Он, видимо, достаточно наслушался об Освенциме.

— Нет, сжигают только евреев…

Этим транспортом приехали четыре тысячи человек.

В том числе полторы тысячи женщин. Их загоняют в освобожденные бараки «Канады». Они ложатся на пол — и каждого нового человека, который входит в барак, встречают подозрительным взглядом.

И вот мы расставляем столы в зауне и начинаем «прием Варшавы».

Подходят измученные, ошеломлённые, недоверчивые женщины. Сообщают свои анкетные данные. Идут и идут, и не видно конца. Когда же конец?.. Приближается вечер, наступает ночь. В горле пересохло, язык деревенеет, голова лопается от повторения одних и тех же вопросов, от выслушивания жалоб: «Что же это такое? За что мы страдаем? В чем мы виноваты?»

— Вы ни в чем не виноваты, — пытаюсь я объяснять некоторым. — Но вы польки, этого достаточно, за это вы должны страдать.

Из всей массы испуганных вопросов, вздохов, жалоб удается выловить обрывки рассказа о восстании: 1 августа в 5 часов пополудни вдруг завыли сирены… Никто ничего не подозревал… Никто и не предполагал…

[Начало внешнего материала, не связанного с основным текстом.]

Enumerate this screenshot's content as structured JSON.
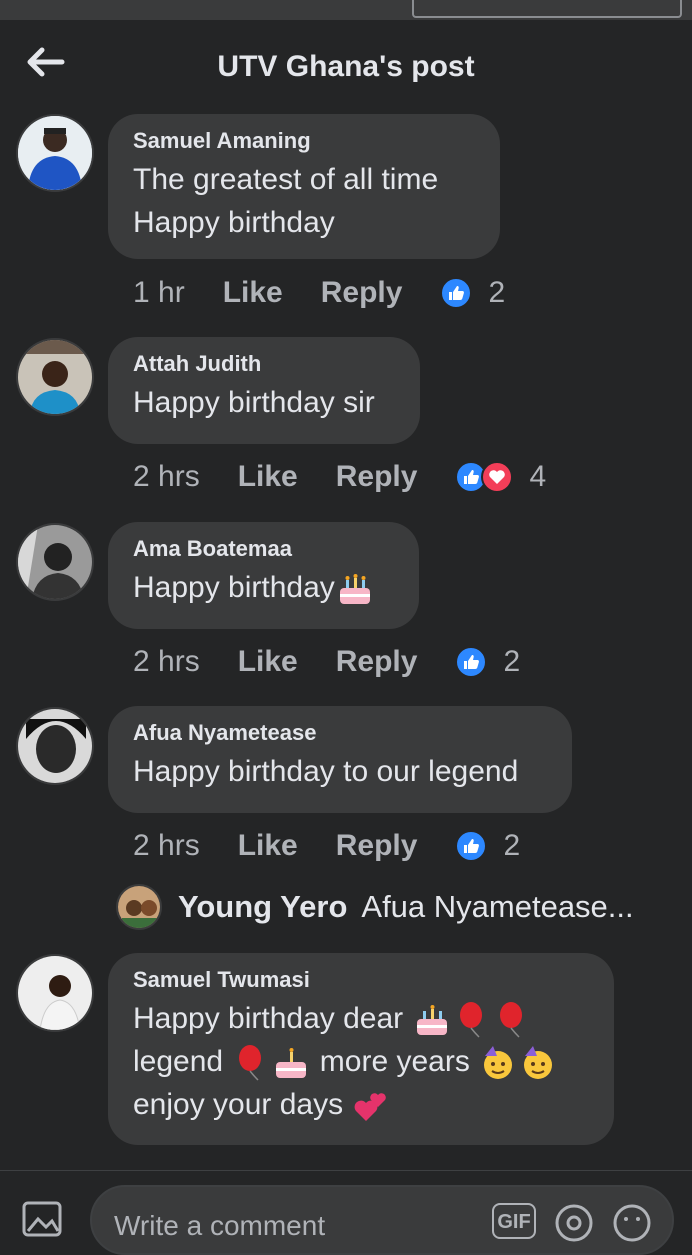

— Знаете вы, что такое миномет?.. Счастливая, что вы не знаете этого. Мой сын погиб от миномета… Я просила его спрятаться в погреб… а он только смеялся: «Мама, если это должно меня настигнуть, найдет повсюду». И муж так же погиб… Дочка осталась… Она участвовала… связисткой, а я была на Окенте… Невозможно было добраться… И вот забрали, провели через опустевший город. Дома горят, трупы… Ах, вы не можете себе представить, что там творится!..

— Что такое трупы — это мы знаем. Следующая. Фамилия? Прошу вас, — начинаю я, — может быть, вы знали дом на Нарбута пятьдесят два, там жил…

— Этот дом в развалинах.

— А может, вы случайно бывали на Фильтровой шестьдесят восемь. Там на втором этаже живет пани Войцеховская.

— Что вы все спрашиваете да спрашиваете. Поймите же наконец: Варшавы больше нет!